The ceremonial lighting of our City Christmas Tree, however, isn’t as big as the main community event of the season which came the next day: the Hartsville Christmas Parade. Not even the fact that the Hartsville High Red Foxes were playing for the state football championship that afternoon did much to diminish the crowds stretching from South Fifth Street all the way through downtown. Well over 60 entries came in for the 2014 parade, and the variety of people who come together is always staggering – churches and classic cars, businesses, beauty queens and Boy Scouts, fraternal organizations and fire departments. Our own Hartsville Fire Department brought up the rear with the brand-new Engine 111.

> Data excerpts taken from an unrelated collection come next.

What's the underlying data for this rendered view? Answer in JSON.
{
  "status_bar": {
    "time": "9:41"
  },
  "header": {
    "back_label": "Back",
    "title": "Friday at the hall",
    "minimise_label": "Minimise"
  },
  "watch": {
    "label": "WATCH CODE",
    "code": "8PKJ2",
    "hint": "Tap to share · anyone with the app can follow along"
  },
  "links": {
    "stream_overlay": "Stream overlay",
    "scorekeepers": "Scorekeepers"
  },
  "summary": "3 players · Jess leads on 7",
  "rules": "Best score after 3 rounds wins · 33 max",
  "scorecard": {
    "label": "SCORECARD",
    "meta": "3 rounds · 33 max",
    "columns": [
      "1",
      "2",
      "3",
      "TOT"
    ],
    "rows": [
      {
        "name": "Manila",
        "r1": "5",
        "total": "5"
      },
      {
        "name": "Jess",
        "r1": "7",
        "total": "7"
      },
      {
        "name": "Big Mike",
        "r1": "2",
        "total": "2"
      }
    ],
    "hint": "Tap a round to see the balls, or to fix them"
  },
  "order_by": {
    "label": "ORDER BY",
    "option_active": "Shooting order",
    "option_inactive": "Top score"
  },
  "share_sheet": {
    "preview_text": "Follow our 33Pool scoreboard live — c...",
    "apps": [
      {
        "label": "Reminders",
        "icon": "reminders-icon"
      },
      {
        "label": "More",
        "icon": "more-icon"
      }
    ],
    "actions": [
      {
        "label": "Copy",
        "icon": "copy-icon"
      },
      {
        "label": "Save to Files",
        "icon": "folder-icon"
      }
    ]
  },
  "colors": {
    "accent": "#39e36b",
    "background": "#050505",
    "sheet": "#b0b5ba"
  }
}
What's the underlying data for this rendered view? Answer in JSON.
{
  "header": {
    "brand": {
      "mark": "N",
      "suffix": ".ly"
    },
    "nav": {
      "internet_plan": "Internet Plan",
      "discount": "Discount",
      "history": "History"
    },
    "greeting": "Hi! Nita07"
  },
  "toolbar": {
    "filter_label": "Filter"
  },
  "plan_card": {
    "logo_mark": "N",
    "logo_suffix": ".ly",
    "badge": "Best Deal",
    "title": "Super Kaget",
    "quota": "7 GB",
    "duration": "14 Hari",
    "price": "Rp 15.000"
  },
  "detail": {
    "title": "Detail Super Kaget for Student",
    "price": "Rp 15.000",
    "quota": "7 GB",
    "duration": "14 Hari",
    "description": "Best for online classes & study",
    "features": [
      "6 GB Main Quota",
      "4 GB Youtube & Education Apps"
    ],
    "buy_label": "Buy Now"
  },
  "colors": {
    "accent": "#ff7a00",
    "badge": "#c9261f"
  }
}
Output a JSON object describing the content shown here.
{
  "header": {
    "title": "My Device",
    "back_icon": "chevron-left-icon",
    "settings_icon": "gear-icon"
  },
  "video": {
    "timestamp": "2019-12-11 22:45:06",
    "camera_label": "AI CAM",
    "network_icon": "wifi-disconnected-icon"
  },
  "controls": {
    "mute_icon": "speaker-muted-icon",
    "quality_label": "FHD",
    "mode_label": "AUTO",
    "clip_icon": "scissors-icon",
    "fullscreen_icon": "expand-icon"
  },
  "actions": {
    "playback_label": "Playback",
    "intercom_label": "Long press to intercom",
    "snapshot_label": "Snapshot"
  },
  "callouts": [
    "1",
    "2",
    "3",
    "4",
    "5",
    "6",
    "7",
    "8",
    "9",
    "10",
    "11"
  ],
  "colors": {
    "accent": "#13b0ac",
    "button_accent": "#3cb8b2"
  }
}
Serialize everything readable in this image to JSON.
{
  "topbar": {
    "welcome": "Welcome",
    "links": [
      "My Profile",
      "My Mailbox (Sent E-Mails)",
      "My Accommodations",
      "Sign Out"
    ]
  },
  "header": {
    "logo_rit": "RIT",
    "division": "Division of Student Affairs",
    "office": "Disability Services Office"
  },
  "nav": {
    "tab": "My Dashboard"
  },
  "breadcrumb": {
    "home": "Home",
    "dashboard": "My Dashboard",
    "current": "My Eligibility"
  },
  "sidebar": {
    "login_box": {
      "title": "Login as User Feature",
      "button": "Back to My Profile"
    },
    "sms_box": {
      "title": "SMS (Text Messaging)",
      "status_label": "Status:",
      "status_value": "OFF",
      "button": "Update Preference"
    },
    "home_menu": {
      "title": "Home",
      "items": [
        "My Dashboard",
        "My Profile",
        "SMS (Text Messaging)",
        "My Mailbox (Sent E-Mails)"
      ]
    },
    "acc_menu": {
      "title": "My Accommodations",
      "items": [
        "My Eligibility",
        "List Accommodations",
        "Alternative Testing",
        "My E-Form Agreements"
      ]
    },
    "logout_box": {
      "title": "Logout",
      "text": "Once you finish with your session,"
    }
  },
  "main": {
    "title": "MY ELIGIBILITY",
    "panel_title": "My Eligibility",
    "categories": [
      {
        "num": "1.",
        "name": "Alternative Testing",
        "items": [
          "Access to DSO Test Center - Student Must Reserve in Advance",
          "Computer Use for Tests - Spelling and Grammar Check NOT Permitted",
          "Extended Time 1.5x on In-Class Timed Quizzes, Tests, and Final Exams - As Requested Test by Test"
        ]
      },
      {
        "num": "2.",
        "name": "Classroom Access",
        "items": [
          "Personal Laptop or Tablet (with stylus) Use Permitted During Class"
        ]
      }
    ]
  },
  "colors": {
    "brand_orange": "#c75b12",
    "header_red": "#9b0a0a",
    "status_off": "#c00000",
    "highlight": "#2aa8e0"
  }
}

In some ways, the draw of these events is fairly simple, offering the pleasure of seeing your children performing or waving to the crowd from a float, or seeing the stunt cars and motorized wheelchairs of the local Shriners. Viewed another way, these traditions are much more meaningful. When, other than the Hartsville Christmas Parade, do that many of your neighbors come together to celebrate their organizations which collectively define what Hartsville is?
A weekend of events like that goes a long way towards showing that, even though community spirit everywhere is often believed to be declining, to be hopelessly fractured, it is far from dead in Hartsville. For those who joined in the parade this year, and who can remember marching in the parade when they were children, there is a comfort to the idea that Hartsville will still turn out for a parade every December when our children are adults.
We would be remiss, also, if we didn’t thank all the City staff who have once again made our Christmas events possible and enjoyable for so many. From the Police and Fire departments providing safety and logistics for the parade to the Public Service Department which sets up our Christmas trees and parade lineup sites, as well as our Parks and Leisure Services which is always ready with equipment and a hot chocolate bar and our City Hall staff, which spent months planning the events, it was a very successful team effort.
The City of Hartsville’s events for December are not yet over, either. For years now, the City has hosted a free showing of a Christmas movie this time of year, and this year we’re doing something slightly different. A free showing of “Frozen,” sponsored by the Darlington Raceway, is happening at the Center Theater this Saturday, Dec. 13. The movie begins at 4 p.m. and will feature a special visit and photos with a Snow Queen from 3 to 4 p.m.